SUN Yueyu, WU Xiaohui, ZENG Hanshi, ZHANG Huiqiong, HUANG Zijian, ZENG Xiaolu. Clinical efficacy and safety of long-acting and short-acting recombinant human growth hormone for children with idiopathic short stature[J]. Journal of New Medicine, 2025, 56(11): 1048-1054. DOI: 10.12464/j.issn.0253-9802.2025-0320
Citation: SUN Yueyu, WU Xiaohui, ZENG Hanshi, ZHANG Huiqiong, HUANG Zijian, ZENG Xiaolu. Clinical efficacy and safety of long-acting and short-acting recombinant human growth hormone for children with idiopathic short stature[J]. Journal of New Medicine, 2025, 56(11): 1048-1054. DOI: 10.12464/j.issn.0253-9802.2025-0320

Clinical efficacy and safety of long-acting and short-acting recombinant human growth hormone for children with idiopathic short stature

  • Objective To evaluate the clinical efficacy and safety of long-acting versus short-acting recombinant human growth hormone (rhGH) in treating children with idiopathic short stature (ISS).
    Methods A total of 134 ISS patients were selected from the electronic medical record system of Guangdong Provincial People's Hospital affiliated to Southern Medical University from January 1, 2020 to December 31, 2024. Among them, 120 cases received rhGH therapy and were divided into two groups based on treatment regimen: the long-acting group (n = 75, treated with long-acting rhGH) and the short-acting group (n = 45, treated with short-acting rhGH). Efficacy and safety outcomes were compared between two groups at 6, 12, 18, and 24 months of follow-up.

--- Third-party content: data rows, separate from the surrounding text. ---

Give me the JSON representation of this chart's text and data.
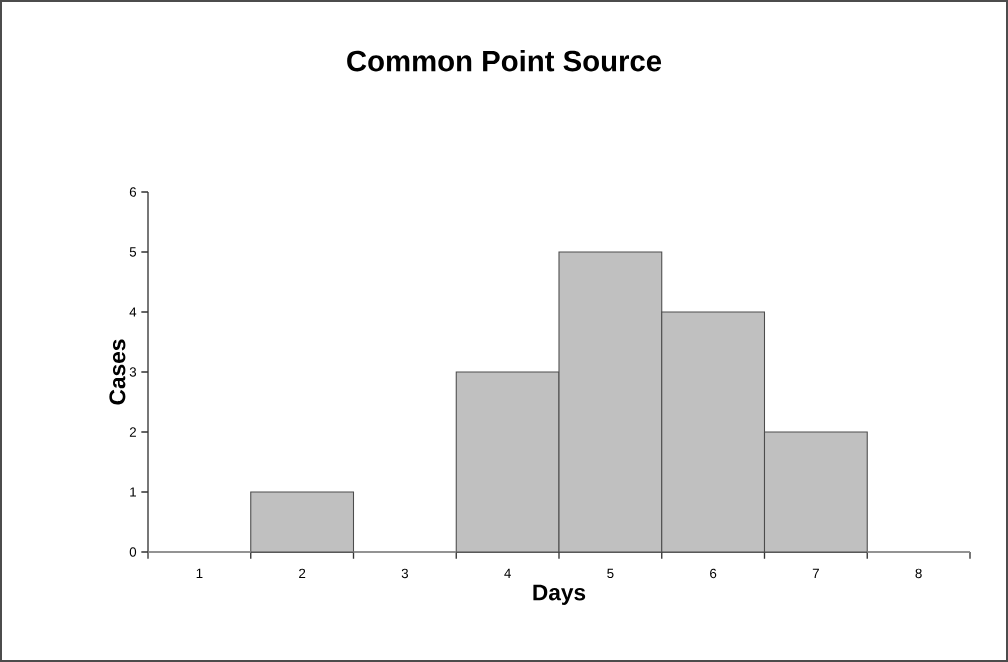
{
  "chart_data": {
    "type": "bar",
    "title": "Common Point Source",
    "xlabel": "Days",
    "ylabel": "Cases",
    "categories": [
      "1",
      "2",
      "3",
      "4",
      "5",
      "6",
      "7",
      "8"
    ],
    "values": [
      0,
      1,
      0,
      3,
      5,
      4,
      2,
      0
    ],
    "color": "#c0c0c0",
    "ylim": [
      0,
      6
    ],
    "yticks": [
      0,
      1,
      2,
      3,
      4,
      5,
      6
    ]
  }
}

    Results In the long-acting group, significantly greater height improvements were observed at all follow-up time points compared to those in the short-acting group [6 months: (119.32 ± 6.99) cm vs. (114.91 ± 3.49) cm; 12 months: (125.34 ± 7.11) cm vs. (119.73 ± 5.38) cm; 18 months: (128.00 ± 7.26) cm vs. (125.69 ± 4.42) cm; 24 months: (136.13 ± 7.45) cm vs. (131.98 ± 5.45 cm); all P < 0.05]. Similarly, growth velocity (GV) in the long-acting group was significantly higher at each follow-up time point [6 months: (11.29 ± 1.12) cm/year vs. (2.14 ± 2.56) cm/year; 12 months: (11.66 ± 1.82) cm/year vs. (5.89 ± 2.12) cm/year; 18 months: (9.54 ± 1.31) cm/year vs. (7.90 ± 1.23) cm/year; 24 months: (11.22 ± 1.21) cm/year vs. (9.07 ± 1.13) cm/year; all P < 0.05]. For thyroid function, free triiodothyronine level at 6-month follow-up in the long-acting group was significantly higher than that in the short-acting group (P < 0.05), with no significant differences at 12, 18, or 24 months. At 24-month follow-up, free thyroxine and thyroid stimulating hormone levels in the long-acting group were significantly lower than those in the short-acting group (both P < 0.05). At 6- and 18-month follow-up, IGF-1 levels in the long-acting group were significantly higher compared with those in the short-acting group (both P < 0.05). Except for the index differences at these time points, no statistical significance was observed in all indexes at other time points (all P > 0.05).
    Conclusion Long-acting rhGH demonstrates superior short-term (2 years) efficacy in promoting growth and development in children with ISS, with a favorable safety profile.